Payment of Overhead and Profit
One common problem that has been arising is when overhead and profit should be paid in response to a property insurance claim. For those not aware, overhead and profit (generally estimated at 20% of the total amount of the estimate) is intended to cover the overhead/operating costs of a general contractor as well as the amount of profit that the general contractor typically receives. The two typical questions that arise are:
1. Whether overhead and profit is owed at all on a claim, and
2. Whether initial payments of actual cash value amounts should include these amounts.
The longstanding rule of thumb used in insurance adjusting for years is that overhead and profit is owed if more than three trades are involved in the repair process (e.g., a roofer, a stucco repair company, and an air condition contractor). Once there are three trades involved insurance carriers typically presume that a general contractor would be necessary to coordinate and oversee the repair process. Where and when this three-trade “rule” came into being will likely never be known, however it does not seem to have any binding authority in most states.

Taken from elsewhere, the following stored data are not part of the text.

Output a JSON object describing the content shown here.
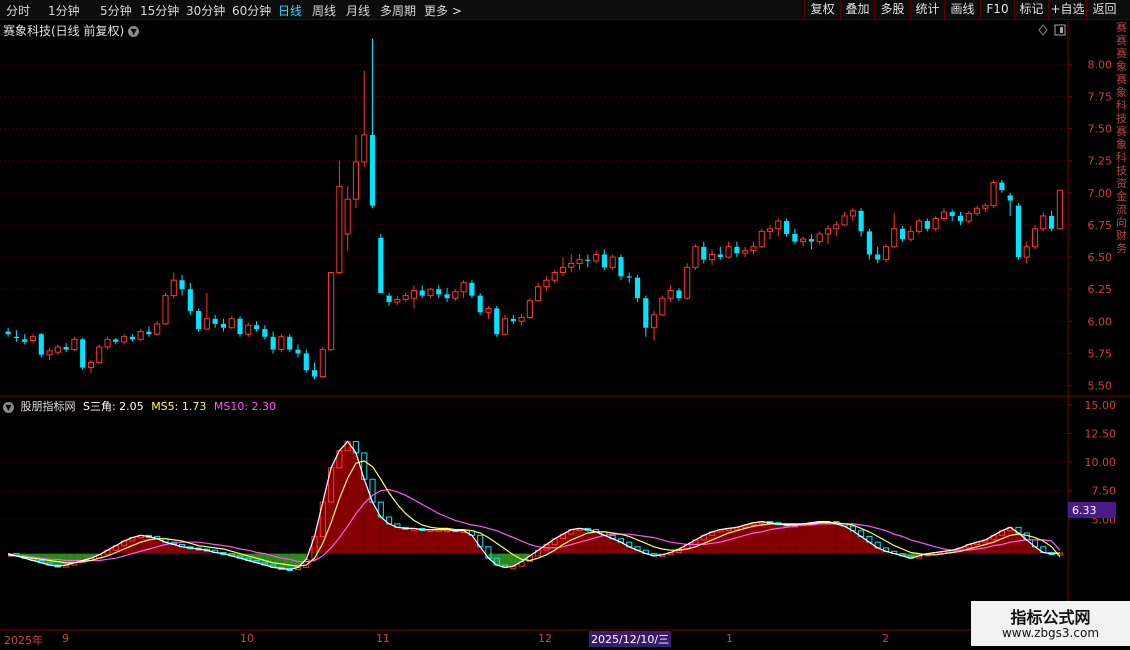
{
  "toolbar": {
    "periods": [
      "分时",
      "1分钟",
      "5分钟",
      "15分钟",
      "30分钟",
      "60分钟",
      "日线",
      "周线",
      "月线",
      "多周期",
      "更多 >"
    ],
    "active_period": "日线",
    "right_buttons": [
      "复权",
      "叠加",
      "多股",
      "统计",
      "画线",
      "F10",
      "标记",
      "+自选",
      "返回"
    ]
  },
  "main": {
    "stock_title": "赛象科技(日线 前复权)",
    "price_ticks": [
      "8.00",
      "7.75",
      "7.50",
      "7.25",
      "7.00",
      "6.75",
      "6.50",
      "6.25",
      "6.00",
      "5.75",
      "5.50"
    ],
    "side_text": "赛赛赛象赛象科技赛象科技资金流向财务"
  },
  "indicator": {
    "name": "股朋指标网",
    "s_label": "S三角: 2.05",
    "ms5_label": "MS5: 1.73",
    "ms10_label": "MS10: 2.30",
    "current_value": "6.33",
    "ticks": [
      "15.00",
      "12.50",
      "10.00",
      "7.50",
      "5.00"
    ]
  },
  "dates": {
    "labels": [
      "2025年",
      "9",
      "10",
      "11",
      "12",
      "1",
      "2"
    ],
    "highlighted": "2025/12/10/三"
  },
  "watermark": {
    "line1": "指标公式网",
    "line2": "www.zbgs3.com"
  },
  "colors": {
    "up": "#ff3232",
    "down": "#00e5ff",
    "ma5": "#ffff55",
    "ma10": "#ff55ff",
    "s": "#ffffff",
    "grid": "#3c0000",
    "axis": "#7a0000"
  },
  "chart_data": {
    "type": "candlestick",
    "y_range": [
      5.45,
      8.22
    ],
    "candles_ohlc": [
      [
        5.92,
        5.95,
        5.88,
        5.9
      ],
      [
        5.88,
        5.93,
        5.84,
        5.87
      ],
      [
        5.86,
        5.9,
        5.82,
        5.84
      ],
      [
        5.85,
        5.9,
        5.83,
        5.88
      ],
      [
        5.9,
        5.91,
        5.72,
        5.74
      ],
      [
        5.74,
        5.79,
        5.7,
        5.77
      ],
      [
        5.76,
        5.82,
        5.74,
        5.8
      ],
      [
        5.8,
        5.83,
        5.76,
        5.78
      ],
      [
        5.78,
        5.88,
        5.77,
        5.86
      ],
      [
        5.86,
        5.87,
        5.62,
        5.64
      ],
      [
        5.64,
        5.7,
        5.6,
        5.68
      ],
      [
        5.68,
        5.82,
        5.67,
        5.8
      ],
      [
        5.8,
        5.88,
        5.78,
        5.86
      ],
      [
        5.86,
        5.87,
        5.82,
        5.84
      ],
      [
        5.84,
        5.9,
        5.82,
        5.88
      ],
      [
        5.88,
        5.9,
        5.84,
        5.86
      ],
      [
        5.86,
        5.94,
        5.85,
        5.92
      ],
      [
        5.92,
        5.96,
        5.88,
        5.9
      ],
      [
        5.9,
        6.0,
        5.89,
        5.98
      ],
      [
        5.98,
        6.22,
        5.97,
        6.2
      ],
      [
        6.2,
        6.38,
        6.18,
        6.32
      ],
      [
        6.32,
        6.36,
        6.2,
        6.25
      ],
      [
        6.25,
        6.3,
        6.05,
        6.08
      ],
      [
        6.08,
        6.1,
        5.92,
        5.94
      ],
      [
        5.94,
        6.22,
        5.93,
        6.02
      ],
      [
        6.02,
        6.05,
        5.95,
        5.98
      ],
      [
        5.98,
        6.02,
        5.92,
        5.95
      ],
      [
        5.95,
        6.04,
        5.94,
        6.02
      ],
      [
        6.02,
        6.04,
        5.88,
        5.9
      ],
      [
        5.9,
        5.99,
        5.88,
        5.97
      ],
      [
        5.97,
        6.0,
        5.92,
        5.94
      ],
      [
        5.94,
        5.97,
        5.86,
        5.88
      ],
      [
        5.88,
        5.92,
        5.75,
        5.78
      ],
      [
        5.78,
        5.9,
        5.76,
        5.88
      ],
      [
        5.88,
        5.9,
        5.76,
        5.78
      ],
      [
        5.78,
        5.82,
        5.72,
        5.75
      ],
      [
        5.75,
        5.78,
        5.6,
        5.62
      ],
      [
        5.62,
        5.68,
        5.55,
        5.57
      ],
      [
        5.57,
        5.8,
        5.56,
        5.78
      ],
      [
        5.78,
        6.38,
        5.77,
        6.38
      ],
      [
        6.38,
        7.25,
        6.37,
        7.05
      ],
      [
        6.68,
        7.05,
        6.55,
        6.95
      ],
      [
        6.95,
        7.45,
        6.88,
        7.24
      ],
      [
        7.24,
        7.95,
        7.2,
        7.45
      ],
      [
        7.45,
        8.2,
        6.88,
        6.9
      ],
      [
        6.65,
        6.68,
        6.22,
        6.22
      ],
      [
        6.2,
        6.22,
        6.12,
        6.15
      ],
      [
        6.15,
        6.2,
        6.13,
        6.17
      ],
      [
        6.17,
        6.22,
        6.15,
        6.2
      ],
      [
        6.18,
        6.28,
        6.1,
        6.24
      ],
      [
        6.24,
        6.28,
        6.18,
        6.2
      ],
      [
        6.2,
        6.26,
        6.18,
        6.25
      ],
      [
        6.25,
        6.28,
        6.18,
        6.21
      ],
      [
        6.21,
        6.26,
        6.15,
        6.18
      ],
      [
        6.18,
        6.25,
        6.16,
        6.23
      ],
      [
        6.23,
        6.32,
        6.18,
        6.3
      ],
      [
        6.3,
        6.32,
        6.18,
        6.2
      ],
      [
        6.2,
        6.22,
        6.05,
        6.07
      ],
      [
        6.07,
        6.12,
        6.02,
        6.1
      ],
      [
        6.1,
        6.12,
        5.88,
        5.9
      ],
      [
        5.9,
        6.05,
        5.89,
        6.02
      ],
      [
        6.02,
        6.05,
        5.98,
        6.0
      ],
      [
        6.0,
        6.06,
        5.97,
        6.03
      ],
      [
        6.03,
        6.18,
        6.02,
        6.16
      ],
      [
        6.16,
        6.3,
        6.15,
        6.27
      ],
      [
        6.27,
        6.35,
        6.24,
        6.32
      ],
      [
        6.32,
        6.4,
        6.3,
        6.38
      ],
      [
        6.38,
        6.5,
        6.35,
        6.42
      ],
      [
        6.42,
        6.52,
        6.38,
        6.45
      ],
      [
        6.45,
        6.52,
        6.4,
        6.48
      ],
      [
        6.48,
        6.52,
        6.42,
        6.47
      ],
      [
        6.47,
        6.55,
        6.45,
        6.52
      ],
      [
        6.52,
        6.56,
        6.4,
        6.42
      ],
      [
        6.42,
        6.52,
        6.4,
        6.5
      ],
      [
        6.5,
        6.52,
        6.32,
        6.35
      ],
      [
        6.35,
        6.38,
        6.3,
        6.34
      ],
      [
        6.34,
        6.36,
        6.15,
        6.18
      ],
      [
        6.18,
        6.2,
        5.88,
        5.95
      ],
      [
        5.95,
        6.08,
        5.85,
        6.05
      ],
      [
        6.05,
        6.2,
        6.04,
        6.18
      ],
      [
        6.18,
        6.28,
        6.15,
        6.24
      ],
      [
        6.24,
        6.26,
        6.16,
        6.18
      ],
      [
        6.18,
        6.45,
        6.17,
        6.42
      ],
      [
        6.42,
        6.6,
        6.4,
        6.58
      ],
      [
        6.58,
        6.62,
        6.45,
        6.48
      ],
      [
        6.48,
        6.56,
        6.44,
        6.52
      ],
      [
        6.52,
        6.58,
        6.48,
        6.5
      ],
      [
        6.5,
        6.62,
        6.49,
        6.58
      ],
      [
        6.58,
        6.62,
        6.5,
        6.53
      ],
      [
        6.53,
        6.58,
        6.5,
        6.55
      ],
      [
        6.55,
        6.62,
        6.52,
        6.58
      ],
      [
        6.58,
        6.72,
        6.57,
        6.7
      ],
      [
        6.7,
        6.75,
        6.64,
        6.72
      ],
      [
        6.72,
        6.8,
        6.66,
        6.78
      ],
      [
        6.78,
        6.8,
        6.66,
        6.68
      ],
      [
        6.68,
        6.72,
        6.6,
        6.62
      ],
      [
        6.62,
        6.66,
        6.58,
        6.64
      ],
      [
        6.64,
        6.68,
        6.56,
        6.62
      ],
      [
        6.62,
        6.7,
        6.6,
        6.68
      ],
      [
        6.68,
        6.75,
        6.6,
        6.72
      ],
      [
        6.72,
        6.78,
        6.66,
        6.75
      ],
      [
        6.75,
        6.85,
        6.74,
        6.82
      ],
      [
        6.82,
        6.88,
        6.78,
        6.86
      ],
      [
        6.86,
        6.88,
        6.66,
        6.7
      ],
      [
        6.7,
        6.72,
        6.48,
        6.52
      ],
      [
        6.52,
        6.58,
        6.45,
        6.48
      ],
      [
        6.48,
        6.6,
        6.46,
        6.58
      ],
      [
        6.58,
        6.84,
        6.57,
        6.72
      ],
      [
        6.72,
        6.74,
        6.62,
        6.64
      ],
      [
        6.64,
        6.74,
        6.62,
        6.7
      ],
      [
        6.7,
        6.8,
        6.68,
        6.78
      ],
      [
        6.78,
        6.8,
        6.7,
        6.72
      ],
      [
        6.72,
        6.82,
        6.7,
        6.8
      ],
      [
        6.8,
        6.88,
        6.78,
        6.85
      ],
      [
        6.85,
        6.87,
        6.78,
        6.82
      ],
      [
        6.82,
        6.85,
        6.75,
        6.78
      ],
      [
        6.78,
        6.86,
        6.76,
        6.84
      ],
      [
        6.84,
        6.9,
        6.82,
        6.88
      ],
      [
        6.88,
        6.92,
        6.85,
        6.9
      ],
      [
        6.9,
        7.1,
        6.88,
        7.08
      ],
      [
        7.08,
        7.1,
        7.0,
        7.02
      ],
      [
        6.98,
        7.0,
        6.82,
        6.94
      ],
      [
        6.9,
        6.92,
        6.48,
        6.5
      ],
      [
        6.5,
        6.62,
        6.45,
        6.58
      ],
      [
        6.58,
        6.75,
        6.56,
        6.72
      ],
      [
        6.72,
        6.85,
        6.7,
        6.82
      ],
      [
        6.82,
        6.86,
        6.7,
        6.72
      ],
      [
        6.72,
        7.02,
        6.71,
        7.02
      ]
    ],
    "s_values": [
      2.0,
      1.8,
      1.6,
      1.4,
      1.2,
      1.0,
      0.9,
      1.0,
      1.2,
      1.4,
      1.6,
      1.9,
      2.3,
      2.7,
      3.1,
      3.4,
      3.6,
      3.5,
      3.3,
      3.0,
      2.8,
      2.6,
      2.5,
      2.4,
      2.3,
      2.1,
      2.0,
      1.8,
      1.6,
      1.4,
      1.2,
      1.0,
      0.8,
      0.7,
      0.6,
      0.8,
      1.5,
      3.5,
      6.5,
      9.5,
      11.0,
      11.8,
      10.8,
      8.5,
      6.5,
      5.2,
      4.6,
      4.3,
      4.2,
      4.2,
      4.1,
      4.1,
      4.1,
      4.1,
      4.0,
      4.0,
      3.6,
      2.6,
      1.6,
      1.0,
      0.8,
      0.9,
      1.3,
      1.8,
      2.3,
      2.8,
      3.3,
      3.7,
      4.1,
      4.2,
      4.1,
      3.9,
      3.6,
      3.3,
      3.0,
      2.6,
      2.3,
      2.0,
      1.8,
      1.9,
      2.1,
      2.4,
      2.8,
      3.2,
      3.6,
      3.9,
      4.1,
      4.2,
      4.3,
      4.5,
      4.7,
      4.8,
      4.7,
      4.6,
      4.5,
      4.5,
      4.6,
      4.7,
      4.8,
      4.8,
      4.6,
      4.4,
      4.0,
      3.5,
      3.0,
      2.5,
      2.2,
      2.0,
      1.8,
      1.6,
      1.8,
      2.0,
      2.1,
      2.2,
      2.3,
      2.5,
      2.8,
      3.0,
      3.2,
      3.6,
      4.0,
      4.3,
      3.8,
      3.2,
      2.6,
      2.1,
      2.0,
      2.05
    ],
    "ms5_values": [
      1.9,
      1.8,
      1.7,
      1.6,
      1.5,
      1.4,
      1.3,
      1.2,
      1.2,
      1.3,
      1.4,
      1.6,
      1.8,
      2.1,
      2.4,
      2.7,
      3.0,
      3.2,
      3.3,
      3.3,
      3.2,
      3.1,
      2.9,
      2.7,
      2.6,
      2.5,
      2.4,
      2.2,
      2.0,
      1.8,
      1.6,
      1.4,
      1.2,
      1.1,
      1.0,
      0.9,
      1.0,
      1.6,
      2.9,
      4.7,
      6.8,
      8.6,
      9.9,
      10.1,
      9.6,
      8.5,
      7.3,
      6.3,
      5.5,
      4.9,
      4.5,
      4.3,
      4.2,
      4.2,
      4.1,
      4.1,
      4.0,
      3.8,
      3.4,
      2.9,
      2.4,
      1.9,
      1.5,
      1.4,
      1.6,
      1.9,
      2.3,
      2.8,
      3.2,
      3.5,
      3.8,
      3.9,
      3.9,
      3.8,
      3.7,
      3.5,
      3.2,
      2.9,
      2.6,
      2.4,
      2.3,
      2.3,
      2.4,
      2.6,
      2.9,
      3.2,
      3.5,
      3.8,
      4.0,
      4.2,
      4.4,
      4.5,
      4.6,
      4.6,
      4.6,
      4.6,
      4.6,
      4.6,
      4.7,
      4.7,
      4.7,
      4.6,
      4.5,
      4.2,
      3.9,
      3.5,
      3.1,
      2.7,
      2.4,
      2.1,
      2.0,
      1.9,
      1.9,
      2.0,
      2.1,
      2.2,
      2.4,
      2.6,
      2.8,
      3.0,
      3.3,
      3.6,
      3.7,
      3.6,
      3.4,
      3.1,
      2.6,
      1.73
    ],
    "ms10_values": [
      1.8,
      1.8,
      1.7,
      1.7,
      1.6,
      1.5,
      1.5,
      1.4,
      1.4,
      1.4,
      1.4,
      1.4,
      1.5,
      1.6,
      1.8,
      2.0,
      2.2,
      2.4,
      2.6,
      2.8,
      2.9,
      3.0,
      3.0,
      3.0,
      2.9,
      2.8,
      2.7,
      2.6,
      2.4,
      2.3,
      2.1,
      2.0,
      1.8,
      1.6,
      1.5,
      1.3,
      1.3,
      1.4,
      1.8,
      2.5,
      3.4,
      4.4,
      5.5,
      6.4,
      7.1,
      7.5,
      7.6,
      7.4,
      7.1,
      6.7,
      6.3,
      5.9,
      5.5,
      5.2,
      4.9,
      4.7,
      4.5,
      4.4,
      4.2,
      4.0,
      3.7,
      3.4,
      3.1,
      2.8,
      2.6,
      2.5,
      2.5,
      2.6,
      2.8,
      3.0,
      3.2,
      3.4,
      3.6,
      3.7,
      3.7,
      3.7,
      3.6,
      3.5,
      3.4,
      3.2,
      3.0,
      2.9,
      2.8,
      2.8,
      2.8,
      2.9,
      3.0,
      3.2,
      3.4,
      3.6,
      3.8,
      3.9,
      4.1,
      4.2,
      4.3,
      4.4,
      4.5,
      4.5,
      4.6,
      4.6,
      4.6,
      4.6,
      4.6,
      4.5,
      4.4,
      4.2,
      4.0,
      3.7,
      3.5,
      3.2,
      3.0,
      2.8,
      2.6,
      2.4,
      2.3,
      2.3,
      2.3,
      2.4,
      2.5,
      2.7,
      2.8,
      3.0,
      3.1,
      3.2,
      3.2,
      3.2,
      3.1,
      2.3
    ]
  }
}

While jurisdictions take different approaches, Texas courts have answering overhead and profit questions in a common, but altogether unclear, way. In Ghoman v. New Hampshire Insurance Company,1 the federal court addressed the issue from the perspective of the interplay between overhead and profit and the amounts owed under the actual cash value and replacement cost value provisions of the policy. In determining what constitutes the “actual cash value” of the damage, the court noted that Texas law equates the undefined policy term with the “fair market value,” or the price a willing purchaser would be willing to pay. In application, however, the court concluded that the actual cash value of the damage should be determined by taking the full replacement cost and deducting any applicable depreciation – the standard in most states.

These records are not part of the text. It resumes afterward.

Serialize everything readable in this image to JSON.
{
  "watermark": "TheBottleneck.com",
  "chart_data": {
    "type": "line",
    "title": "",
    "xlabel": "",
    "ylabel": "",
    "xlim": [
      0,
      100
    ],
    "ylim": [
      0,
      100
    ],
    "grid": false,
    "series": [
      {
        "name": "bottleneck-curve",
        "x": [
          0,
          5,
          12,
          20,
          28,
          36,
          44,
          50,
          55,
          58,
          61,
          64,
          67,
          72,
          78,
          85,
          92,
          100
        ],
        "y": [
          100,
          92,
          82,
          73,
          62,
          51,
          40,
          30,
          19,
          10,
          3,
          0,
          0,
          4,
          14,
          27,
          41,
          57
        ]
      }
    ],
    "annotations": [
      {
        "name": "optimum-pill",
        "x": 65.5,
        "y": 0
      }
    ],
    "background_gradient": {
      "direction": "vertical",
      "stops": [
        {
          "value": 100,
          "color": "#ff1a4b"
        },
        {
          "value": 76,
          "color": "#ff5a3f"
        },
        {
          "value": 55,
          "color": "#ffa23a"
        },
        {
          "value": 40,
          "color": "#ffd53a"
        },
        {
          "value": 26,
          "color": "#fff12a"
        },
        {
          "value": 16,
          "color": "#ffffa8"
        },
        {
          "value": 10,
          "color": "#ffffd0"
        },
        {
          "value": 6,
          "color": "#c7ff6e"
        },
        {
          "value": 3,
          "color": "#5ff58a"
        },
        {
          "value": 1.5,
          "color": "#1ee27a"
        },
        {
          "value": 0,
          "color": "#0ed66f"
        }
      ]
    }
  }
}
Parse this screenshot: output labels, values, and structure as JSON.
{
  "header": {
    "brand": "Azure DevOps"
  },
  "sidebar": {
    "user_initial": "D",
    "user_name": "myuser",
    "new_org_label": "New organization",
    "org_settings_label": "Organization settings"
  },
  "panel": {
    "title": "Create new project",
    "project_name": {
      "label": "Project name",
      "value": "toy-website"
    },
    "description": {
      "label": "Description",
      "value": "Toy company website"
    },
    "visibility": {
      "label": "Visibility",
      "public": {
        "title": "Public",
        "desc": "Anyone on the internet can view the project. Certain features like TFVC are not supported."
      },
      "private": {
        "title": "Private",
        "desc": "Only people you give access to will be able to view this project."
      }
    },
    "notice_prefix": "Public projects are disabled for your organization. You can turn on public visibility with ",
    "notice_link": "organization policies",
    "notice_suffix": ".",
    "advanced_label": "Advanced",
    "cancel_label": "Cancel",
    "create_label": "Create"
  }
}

Going further, the court stated that the replacement costs, from which any depreciation would be deducted, should include any cost that an insured is “reasonably likely to incur” in repairing or replacing a covered loss. Overhead and profit and sales tax, it opined, clearly fit into this definition and should be included in both the replacement cost and actual cash value amounts.
While the issue is far from settled, the state of the law (in Texas, for now) is overhead and profit should be paid unless there is a finding that the services of a general contractor would never be necessary given the scope of the work to be completed. Even then, however, there is an argument to be made that the replacement cost of the property, which if factored in to determine the premiums to be paid, already includes overhead and profit. Therefore it would be inequitable to factor those costs in without taking it into account when a loss occurs.
See Ghoman v. New Hampshire Ins. Co., 159 F.Supp.2d 928 (N.D. Tex. 2001).